Related Work & Insights¶
- vs. SPICE: SPICE also uses scene graphs but ignores object attachment, inflating scores for misattributed details; PoSh preserves attachment chains to ensure correct verification.
- vs. DCScore: DCScore uses GPT-4 to extract and verify factoids, achieving the strongest mistakes correlation (ρ=0.541), but insufficient extraction coverage weakens its omissions performance (ρ=0.395); PoSh uses syntactic analysis to ensure full coverage.

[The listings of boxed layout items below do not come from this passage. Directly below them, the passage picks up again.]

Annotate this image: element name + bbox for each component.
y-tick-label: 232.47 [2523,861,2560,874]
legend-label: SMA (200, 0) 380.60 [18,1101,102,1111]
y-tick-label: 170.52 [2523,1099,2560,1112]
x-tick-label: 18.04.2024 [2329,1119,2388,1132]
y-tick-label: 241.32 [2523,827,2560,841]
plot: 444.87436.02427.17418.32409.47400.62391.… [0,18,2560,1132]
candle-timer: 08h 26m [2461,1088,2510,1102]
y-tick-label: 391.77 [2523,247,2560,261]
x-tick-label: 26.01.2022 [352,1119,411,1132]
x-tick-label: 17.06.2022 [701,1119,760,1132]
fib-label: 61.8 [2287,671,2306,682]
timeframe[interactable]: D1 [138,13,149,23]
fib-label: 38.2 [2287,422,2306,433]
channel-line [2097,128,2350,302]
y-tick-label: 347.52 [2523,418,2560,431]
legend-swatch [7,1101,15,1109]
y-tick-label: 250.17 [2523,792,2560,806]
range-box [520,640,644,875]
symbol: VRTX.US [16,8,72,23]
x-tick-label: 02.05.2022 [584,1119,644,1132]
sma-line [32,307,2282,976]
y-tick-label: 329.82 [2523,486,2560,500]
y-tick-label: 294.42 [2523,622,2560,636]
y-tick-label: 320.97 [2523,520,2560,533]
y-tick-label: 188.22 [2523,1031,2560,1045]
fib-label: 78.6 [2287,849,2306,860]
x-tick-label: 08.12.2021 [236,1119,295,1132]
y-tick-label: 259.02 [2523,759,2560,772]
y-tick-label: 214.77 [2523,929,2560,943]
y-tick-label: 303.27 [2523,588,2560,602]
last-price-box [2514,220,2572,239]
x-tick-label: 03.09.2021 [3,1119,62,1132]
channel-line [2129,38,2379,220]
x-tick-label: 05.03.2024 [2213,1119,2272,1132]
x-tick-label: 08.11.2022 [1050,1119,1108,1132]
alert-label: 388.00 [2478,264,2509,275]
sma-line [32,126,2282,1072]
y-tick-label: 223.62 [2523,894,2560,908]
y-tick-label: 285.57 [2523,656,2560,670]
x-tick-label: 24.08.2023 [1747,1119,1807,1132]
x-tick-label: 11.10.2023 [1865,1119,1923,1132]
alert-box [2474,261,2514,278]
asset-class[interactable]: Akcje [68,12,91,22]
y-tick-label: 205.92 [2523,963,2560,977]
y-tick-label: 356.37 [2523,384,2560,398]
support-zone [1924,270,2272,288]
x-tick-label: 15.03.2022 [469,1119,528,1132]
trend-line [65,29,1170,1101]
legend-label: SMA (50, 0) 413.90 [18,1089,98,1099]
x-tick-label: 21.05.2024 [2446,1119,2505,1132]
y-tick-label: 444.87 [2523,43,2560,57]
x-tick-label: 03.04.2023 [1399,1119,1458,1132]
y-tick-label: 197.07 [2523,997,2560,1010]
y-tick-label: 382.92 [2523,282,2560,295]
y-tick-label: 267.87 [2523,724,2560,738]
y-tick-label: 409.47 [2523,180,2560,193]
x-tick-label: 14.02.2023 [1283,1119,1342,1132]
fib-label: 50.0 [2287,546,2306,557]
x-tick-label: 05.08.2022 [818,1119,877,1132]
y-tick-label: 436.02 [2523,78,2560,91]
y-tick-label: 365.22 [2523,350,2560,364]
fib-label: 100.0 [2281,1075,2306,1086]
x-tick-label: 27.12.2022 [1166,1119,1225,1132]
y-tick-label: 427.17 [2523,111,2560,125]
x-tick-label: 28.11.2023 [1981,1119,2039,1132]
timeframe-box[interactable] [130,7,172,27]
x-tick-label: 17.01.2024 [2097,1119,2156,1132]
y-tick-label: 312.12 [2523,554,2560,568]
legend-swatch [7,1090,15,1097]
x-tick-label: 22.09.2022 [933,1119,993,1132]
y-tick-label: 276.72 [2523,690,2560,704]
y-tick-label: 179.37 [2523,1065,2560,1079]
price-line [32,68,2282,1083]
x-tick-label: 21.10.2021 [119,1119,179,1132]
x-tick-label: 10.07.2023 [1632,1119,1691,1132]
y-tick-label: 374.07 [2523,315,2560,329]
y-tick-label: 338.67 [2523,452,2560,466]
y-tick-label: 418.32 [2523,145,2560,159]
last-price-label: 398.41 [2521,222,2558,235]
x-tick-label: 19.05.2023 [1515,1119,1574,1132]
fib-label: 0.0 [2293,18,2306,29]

- vs. LLaVA-Critic: This 72B VLM-as-Judge performs best on CapArena overall, but provides no interpretable fine-grained scores; PoSh achieves comparable performance at 14B while remaining fully interpretable.
Rating¶
- Novelty: ⭐⭐⭐⭐ — The combination of scene graphs and LLM-QA is elegantly designed; the DOCENT benchmark fills an important gap.
- Experimental Thoroughness: ⭐⭐⭐⭐⭐ — Covers DOCENT fine- and coarse-grained evaluation, cross-domain CapArena, RL reward function experiments, and subcomponent validation.
- Writing Quality: ⭐⭐⭐⭐⭐ — Motivation is clear, societal impact is compelling, and experiments are systematic and comprehensive.
- Value: ⭐⭐⭐⭐ — Provides a deployable open-source tool for detailed image description evaluation, advancing progress in assistive text generation.